Poll: Hochul, Collins Tied in Western N.Y. District

Rep. Kathy Hochul, D-N.Y, is locked in a neck-and-neck race with Republican challenger Chris Collins, according to an independent poll released Sunday.

The poll, conducted by the Siena College Research Institute for the Buffalo News and WGRZ-TV, shows Collins leading Hochul, 47 percent to 45 percent. Collins' lead is well within the poll's margin of error of plus-or-minus 3.9 percentage points. Seven percent of likely voters are undecided.

The survey reflects the new Republican lean of the 27th district; after the state legislature failed to reach an agreement to redraw the state's congressional lines, a panel of federal judges imposed a new map that forces Hochul to seek reelection in a district where Republicans outnumber Democrats among registered voters, 40 percent to 32 percent, according to the latest voter-registration data from the state board of elections. Among poll respondents, Republicans have a virtually identical, 9-point edge.

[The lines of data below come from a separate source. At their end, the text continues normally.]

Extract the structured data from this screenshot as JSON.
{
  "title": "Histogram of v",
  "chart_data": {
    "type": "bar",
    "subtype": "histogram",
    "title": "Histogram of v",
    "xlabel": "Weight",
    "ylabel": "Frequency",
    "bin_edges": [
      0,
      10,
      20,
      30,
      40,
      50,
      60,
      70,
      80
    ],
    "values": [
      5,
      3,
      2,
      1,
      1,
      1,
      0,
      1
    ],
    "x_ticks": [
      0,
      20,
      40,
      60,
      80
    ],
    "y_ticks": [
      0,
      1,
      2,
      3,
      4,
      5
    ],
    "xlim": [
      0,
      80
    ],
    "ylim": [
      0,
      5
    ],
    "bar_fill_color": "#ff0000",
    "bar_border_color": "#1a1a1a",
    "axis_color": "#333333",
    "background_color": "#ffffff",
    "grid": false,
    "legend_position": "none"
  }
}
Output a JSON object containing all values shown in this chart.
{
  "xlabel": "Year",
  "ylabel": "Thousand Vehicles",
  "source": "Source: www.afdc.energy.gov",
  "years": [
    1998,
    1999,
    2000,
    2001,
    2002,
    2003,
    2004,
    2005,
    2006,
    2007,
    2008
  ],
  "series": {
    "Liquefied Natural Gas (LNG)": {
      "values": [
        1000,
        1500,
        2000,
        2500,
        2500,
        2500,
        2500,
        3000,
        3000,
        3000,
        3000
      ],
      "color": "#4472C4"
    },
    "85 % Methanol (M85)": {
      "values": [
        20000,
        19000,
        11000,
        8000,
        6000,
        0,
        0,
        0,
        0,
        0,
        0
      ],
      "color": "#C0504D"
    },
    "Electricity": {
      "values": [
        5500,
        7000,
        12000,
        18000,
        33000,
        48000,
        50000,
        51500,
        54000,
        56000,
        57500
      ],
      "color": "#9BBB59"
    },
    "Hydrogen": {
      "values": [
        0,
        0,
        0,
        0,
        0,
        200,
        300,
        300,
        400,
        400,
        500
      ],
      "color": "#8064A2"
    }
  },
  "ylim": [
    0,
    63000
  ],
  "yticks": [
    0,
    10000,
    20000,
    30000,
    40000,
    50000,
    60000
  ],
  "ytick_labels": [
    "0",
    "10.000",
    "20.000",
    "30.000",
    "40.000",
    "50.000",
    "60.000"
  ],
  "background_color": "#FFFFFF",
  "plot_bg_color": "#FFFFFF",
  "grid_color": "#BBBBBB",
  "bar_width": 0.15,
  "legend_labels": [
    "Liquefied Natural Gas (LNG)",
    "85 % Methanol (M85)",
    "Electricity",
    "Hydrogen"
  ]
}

Hochul leads among Democrats, 80 percent to 12 percent, the poll shows. Among Republicans, Collins fails to run up the dominating margins Hochul does among her partisans, leading 74 percent to 21 percent. Collins, the former Erie County executive, has a slim, 6-point advantage among voters registered with neither party. Both candidates are well-known -- and well-liked -- in the district. A majority of likely voters, 52 percent, have a favorable opinion of Hochul, compared to just 33 percent who view her unfavorably. Collins is viewed favorably by 48 percent, while a third have an unfavorable opinion of him. Despite her popularity, Hochul faces stiff headwinds in her bid for a full term in Congress. President Obama is a shoo-in to capture the Empire State's 29 electoral votes, but he seems unlikely to win the 27th district and could end up as a millstone around Hochul's neck in the fall. Obama trails Mitt Romney by 12 points in the district, the poll shows. Sen. Kirsten Gillibrand, D-N.Y., who is expected to coast to reelection, leads by 8 points in the GOP-leaning district. Hochul was first elected in a May 2011 special election, after disgraced Rep. Chris Lee, R-N.Y., resigned amid a sex scandal. Democrats made the Republican budget proposal passed by the House in early 2011 and championed by presumptive GOP vice presidential nominee Paul Ryan a centerpiece of the campaign, particularly Ryan's proposals to change Medicare, the government's health insurance program for seniors. Hochul defeated Republican state Assemblywoman Jane Corwin, 47 percent to 42 percent. A wealthy, self-funding candidate, Jack Davis, ran under the Tea Party ballot line, earning 9 percent of the vote -- along with Republicans' scorn for helping Democrats to flip the seat. The Siena poll was conducted Aug. 12-14, surveying 628 likely voters.